The second story is my coming-out story, and how I’d dreamed of the moment the way some people dream of their wedding day. In the end, though, the whole family kind of shrugged and said they knew all along while Clem stole the show (without warning me) and dropped the bomb that she was gay too. My third and final story was a recounting of last night and how my disappointment over the results of Fiercest of Them All had turned into a very specific kind of motivation that had spurred me on to create this very video.

“And that’s why I’m here in this wig and lipstick,” I said. “Eat your heart out, y’all. Miss Pumpkin Patch is here to slay the day and my fat ass won’t take no for an answer. Your season seventeen queen has arrived. Game fucking on.”

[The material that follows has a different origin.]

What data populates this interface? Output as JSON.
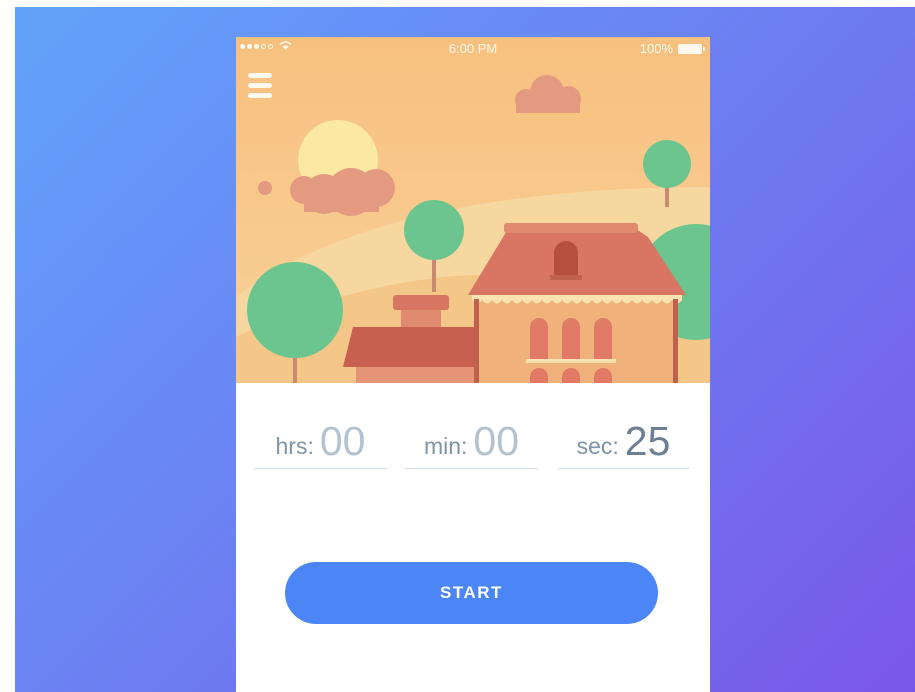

Clem sits beside me, her jaw unhinged. “That. Was. FIERCE.” She turns to me and grips my shoulder. “You never told me you wanted to do drag, Waylon!”

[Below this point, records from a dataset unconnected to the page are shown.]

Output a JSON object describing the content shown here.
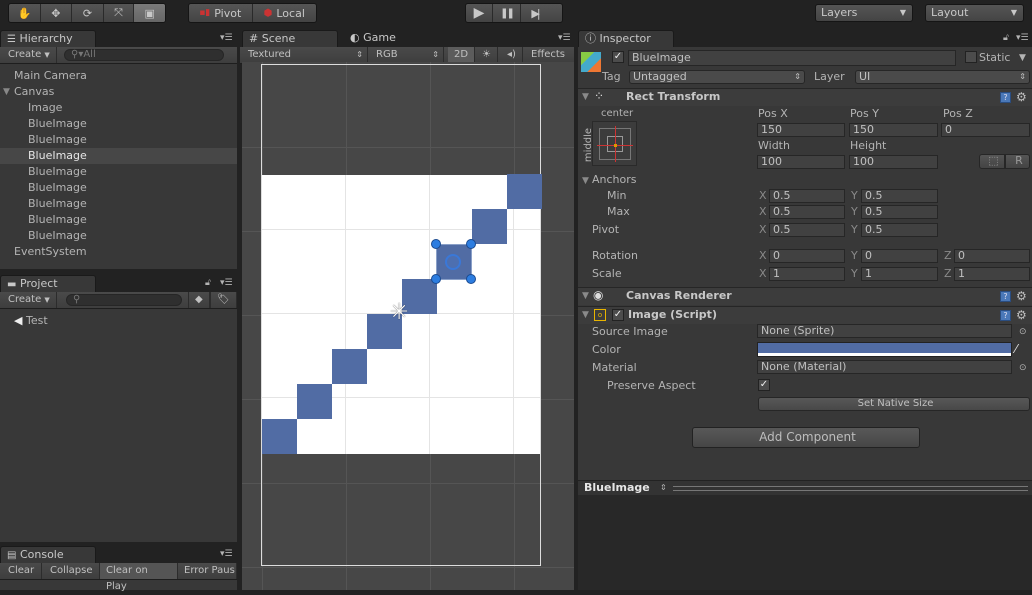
{
  "toolbar": {
    "tools": [
      {
        "name": "hand-tool",
        "glyph": "✋",
        "active": false
      },
      {
        "name": "move-tool",
        "glyph": "✥",
        "active": false
      },
      {
        "name": "rotate-tool",
        "glyph": "⟳",
        "active": false
      },
      {
        "name": "scale-tool",
        "glyph": "⤧",
        "active": false
      },
      {
        "name": "rect-tool",
        "glyph": "▣",
        "active": true
      }
    ],
    "pivot_label": "Pivot",
    "local_label": "Local",
    "play_glyph": "▶",
    "pause_glyph": "❚❚",
    "step_glyph": "▶|",
    "layers_label": "Layers",
    "layout_label": "Layout"
  },
  "hierarchy": {
    "tab_label": "Hierarchy",
    "create_label": "Create",
    "search_placeholder": "All",
    "items": [
      {
        "label": "Main Camera",
        "indent": 0,
        "selected": false
      },
      {
        "label": "Canvas",
        "indent": 0,
        "selected": false,
        "expanded": true
      },
      {
        "label": "Image",
        "indent": 1,
        "selected": false
      },
      {
        "label": "BlueImage",
        "indent": 1,
        "selected": false
      },
      {
        "label": "BlueImage",
        "indent": 1,
        "selected": false
      },
      {
        "label": "BlueImage",
        "indent": 1,
        "selected": true
      },
      {
        "label": "BlueImage",
        "indent": 1,
        "selected": false
      },
      {
        "label": "BlueImage",
        "indent": 1,
        "selected": false
      },
      {
        "label": "BlueImage",
        "indent": 1,
        "selected": false
      },
      {
        "label": "BlueImage",
        "indent": 1,
        "selected": false
      },
      {
        "label": "BlueImage",
        "indent": 1,
        "selected": false
      },
      {
        "label": "EventSystem",
        "indent": 0,
        "selected": false
      }
    ]
  },
  "project": {
    "tab_label": "Project",
    "create_label": "Create",
    "search_placeholder": "",
    "items": [
      {
        "label": "Test"
      }
    ]
  },
  "console": {
    "tab_label": "Console",
    "buttons": [
      "Clear",
      "Collapse",
      "Clear on Play",
      "Error Paus"
    ]
  },
  "scene": {
    "tab_scene": "Scene",
    "tab_game": "Game",
    "shading_mode": "Textured",
    "render_mode": "RGB",
    "mode_2d": "2D",
    "effects_label": "Effects",
    "image_color": "#516ca4",
    "canvas_bg": "#ffffff"
  },
  "inspector": {
    "tab_label": "Inspector",
    "object_name": "BlueImage",
    "active": true,
    "static_label": "Static",
    "static": false,
    "tag_label": "Tag",
    "tag_value": "Untagged",
    "layer_label": "Layer",
    "layer_value": "UI",
    "rect_transform": {
      "title": "Rect Transform",
      "anchor_h": "center",
      "anchor_v": "middle",
      "pos_x_label": "Pos X",
      "pos_x": "150",
      "pos_y_label": "Pos Y",
      "pos_y": "150",
      "pos_z_label": "Pos Z",
      "pos_z": "0",
      "width_label": "Width",
      "width": "100",
      "height_label": "Height",
      "height": "100",
      "blueprint_btn": "⬚",
      "raw_btn": "R",
      "anchors_label": "Anchors",
      "min_label": "Min",
      "min_x": "0.5",
      "min_y": "0.5",
      "max_label": "Max",
      "max_x": "0.5",
      "max_y": "0.5",
      "pivot_label": "Pivot",
      "pivot_x": "0.5",
      "pivot_y": "0.5",
      "rotation_label": "Rotation",
      "rot_x": "0",
      "rot_y": "0",
      "rot_z": "0",
      "scale_label": "Scale",
      "scale_x": "1",
      "scale_y": "1",
      "scale_z": "1",
      "axis_x": "X",
      "axis_y": "Y",
      "axis_z": "Z"
    },
    "canvas_renderer": {
      "title": "Canvas Renderer"
    },
    "image": {
      "title": "Image (Script)",
      "enabled": true,
      "source_image_label": "Source Image",
      "source_image": "None (Sprite)",
      "color_label": "Color",
      "color": "#516ca4",
      "material_label": "Material",
      "material": "None (Material)",
      "preserve_aspect_label": "Preserve Aspect",
      "preserve_aspect": true,
      "set_native_size": "Set Native Size"
    },
    "add_component": "Add Component",
    "preview_title": "BlueImage"
  }
}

I shrug. “It didn’t even feel like drag. It’s like I was showcasing a very specific part of myself, ya know?”

She gasps. “Waylon, what if they actually cast you?”

I scoff. “Never gonna happen. I’ve never even performed. I probably won’t even send it in.”

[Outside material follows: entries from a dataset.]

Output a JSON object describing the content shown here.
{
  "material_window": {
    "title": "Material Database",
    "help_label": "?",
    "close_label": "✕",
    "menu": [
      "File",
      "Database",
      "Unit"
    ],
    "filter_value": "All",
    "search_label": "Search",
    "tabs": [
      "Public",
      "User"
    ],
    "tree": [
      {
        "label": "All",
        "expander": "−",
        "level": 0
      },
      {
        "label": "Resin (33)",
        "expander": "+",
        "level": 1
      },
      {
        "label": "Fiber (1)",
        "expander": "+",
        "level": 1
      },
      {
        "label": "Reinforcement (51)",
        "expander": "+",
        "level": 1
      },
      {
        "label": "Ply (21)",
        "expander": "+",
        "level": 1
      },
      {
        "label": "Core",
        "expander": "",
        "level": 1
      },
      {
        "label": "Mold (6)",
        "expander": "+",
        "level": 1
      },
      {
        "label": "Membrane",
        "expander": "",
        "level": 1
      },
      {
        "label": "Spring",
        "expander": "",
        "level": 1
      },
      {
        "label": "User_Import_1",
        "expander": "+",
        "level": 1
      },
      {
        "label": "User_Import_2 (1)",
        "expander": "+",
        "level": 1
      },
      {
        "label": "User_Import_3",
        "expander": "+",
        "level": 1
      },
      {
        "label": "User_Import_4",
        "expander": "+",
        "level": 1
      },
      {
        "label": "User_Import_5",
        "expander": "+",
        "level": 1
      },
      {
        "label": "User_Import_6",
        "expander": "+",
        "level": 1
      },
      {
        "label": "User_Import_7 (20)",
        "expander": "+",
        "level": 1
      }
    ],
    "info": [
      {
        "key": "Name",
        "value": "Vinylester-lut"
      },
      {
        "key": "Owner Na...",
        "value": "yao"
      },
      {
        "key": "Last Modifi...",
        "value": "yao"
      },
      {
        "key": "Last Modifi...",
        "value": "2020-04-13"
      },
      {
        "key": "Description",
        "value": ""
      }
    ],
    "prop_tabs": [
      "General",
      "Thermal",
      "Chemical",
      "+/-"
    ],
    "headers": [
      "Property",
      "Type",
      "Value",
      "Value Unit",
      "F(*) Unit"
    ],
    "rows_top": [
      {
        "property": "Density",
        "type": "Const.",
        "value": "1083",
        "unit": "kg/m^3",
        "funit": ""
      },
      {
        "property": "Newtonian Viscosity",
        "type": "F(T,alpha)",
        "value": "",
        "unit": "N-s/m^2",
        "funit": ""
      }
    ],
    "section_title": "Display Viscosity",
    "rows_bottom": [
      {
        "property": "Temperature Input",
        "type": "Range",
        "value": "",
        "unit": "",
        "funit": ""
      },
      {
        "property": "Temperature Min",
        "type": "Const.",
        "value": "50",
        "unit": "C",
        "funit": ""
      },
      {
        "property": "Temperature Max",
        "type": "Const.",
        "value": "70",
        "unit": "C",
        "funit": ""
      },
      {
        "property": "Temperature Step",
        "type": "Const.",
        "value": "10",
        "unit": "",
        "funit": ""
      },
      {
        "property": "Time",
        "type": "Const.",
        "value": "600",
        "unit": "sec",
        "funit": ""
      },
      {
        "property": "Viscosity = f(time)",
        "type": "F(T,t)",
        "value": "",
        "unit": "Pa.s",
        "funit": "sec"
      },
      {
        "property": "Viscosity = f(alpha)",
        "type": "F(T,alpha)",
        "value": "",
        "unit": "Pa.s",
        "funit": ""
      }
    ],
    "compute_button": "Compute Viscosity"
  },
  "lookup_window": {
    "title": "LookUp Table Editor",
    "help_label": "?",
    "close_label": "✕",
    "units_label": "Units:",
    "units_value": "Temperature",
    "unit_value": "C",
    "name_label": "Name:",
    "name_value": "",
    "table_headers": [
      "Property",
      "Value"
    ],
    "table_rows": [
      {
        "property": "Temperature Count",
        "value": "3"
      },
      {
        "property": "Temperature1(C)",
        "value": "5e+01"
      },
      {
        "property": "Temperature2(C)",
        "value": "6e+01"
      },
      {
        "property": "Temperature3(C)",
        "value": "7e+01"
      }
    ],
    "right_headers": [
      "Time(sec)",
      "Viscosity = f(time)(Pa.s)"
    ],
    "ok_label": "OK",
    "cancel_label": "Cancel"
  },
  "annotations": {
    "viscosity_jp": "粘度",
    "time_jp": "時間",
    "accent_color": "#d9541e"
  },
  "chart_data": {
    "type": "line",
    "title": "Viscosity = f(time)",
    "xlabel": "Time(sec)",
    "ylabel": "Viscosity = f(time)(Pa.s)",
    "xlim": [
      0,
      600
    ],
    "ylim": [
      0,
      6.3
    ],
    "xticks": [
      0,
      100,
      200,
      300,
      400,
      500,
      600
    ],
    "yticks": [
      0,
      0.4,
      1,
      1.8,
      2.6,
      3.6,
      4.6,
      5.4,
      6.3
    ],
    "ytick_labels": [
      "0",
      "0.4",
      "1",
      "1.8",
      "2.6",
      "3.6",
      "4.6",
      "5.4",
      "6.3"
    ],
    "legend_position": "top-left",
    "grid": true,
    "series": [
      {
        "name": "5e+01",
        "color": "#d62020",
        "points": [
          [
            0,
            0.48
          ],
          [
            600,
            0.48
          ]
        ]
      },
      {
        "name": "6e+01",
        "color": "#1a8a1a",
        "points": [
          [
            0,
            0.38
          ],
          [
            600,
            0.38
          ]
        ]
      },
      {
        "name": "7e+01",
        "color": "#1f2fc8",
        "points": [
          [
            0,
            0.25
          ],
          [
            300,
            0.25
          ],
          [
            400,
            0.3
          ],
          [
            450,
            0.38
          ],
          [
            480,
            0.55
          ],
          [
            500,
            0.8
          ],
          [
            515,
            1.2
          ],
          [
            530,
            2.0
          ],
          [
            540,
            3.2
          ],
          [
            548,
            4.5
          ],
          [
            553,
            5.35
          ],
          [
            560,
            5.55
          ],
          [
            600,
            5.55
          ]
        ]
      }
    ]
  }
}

She jumps up to her feet, standing on my mattress as she towers over me. “What are you talking about? You have to send it in!”

“Clem. Come on. The people who try out for these shows are pros. They’re actual performers. This was just for fun.”

She crosses her arms over her chest before plopping back down and nuzzling against my shoulder. “You know, Hannah says the Hideaway has a few drag nights.”

I shake my head. “I’m good.” The Hideaway is the scary former biker bar outside of town that could barely stay in business, so for three nights a week they have what they call Rainbow Nights, and it’s definitely not a church outreach event dedicated to celebrating the promise of God’s love like Mrs. Michalchuk, my former Sunday school teacher, had thought it was.

“You know—” I start, intent on asking her about my discovery. By the time I fell asleep last night, I’d convinced myself that the email was no big deal. Just Clem testing the waters to see if she could even get in and how far she could take it before backing out. The same thing happened with swim team in tenth grade. She joined, quickly became the best on the team, and won the district championship in the hundred-meter butterfly. When the time came to pick it back up again the following year, she skipped out and said she’d already proven to herself she could do it and that was enough. Clem is a joiner. She likes to join every club and team and group there is. To her, life is a buffet, and everything from mock trial to astronomy club to the soccer team is on the menu.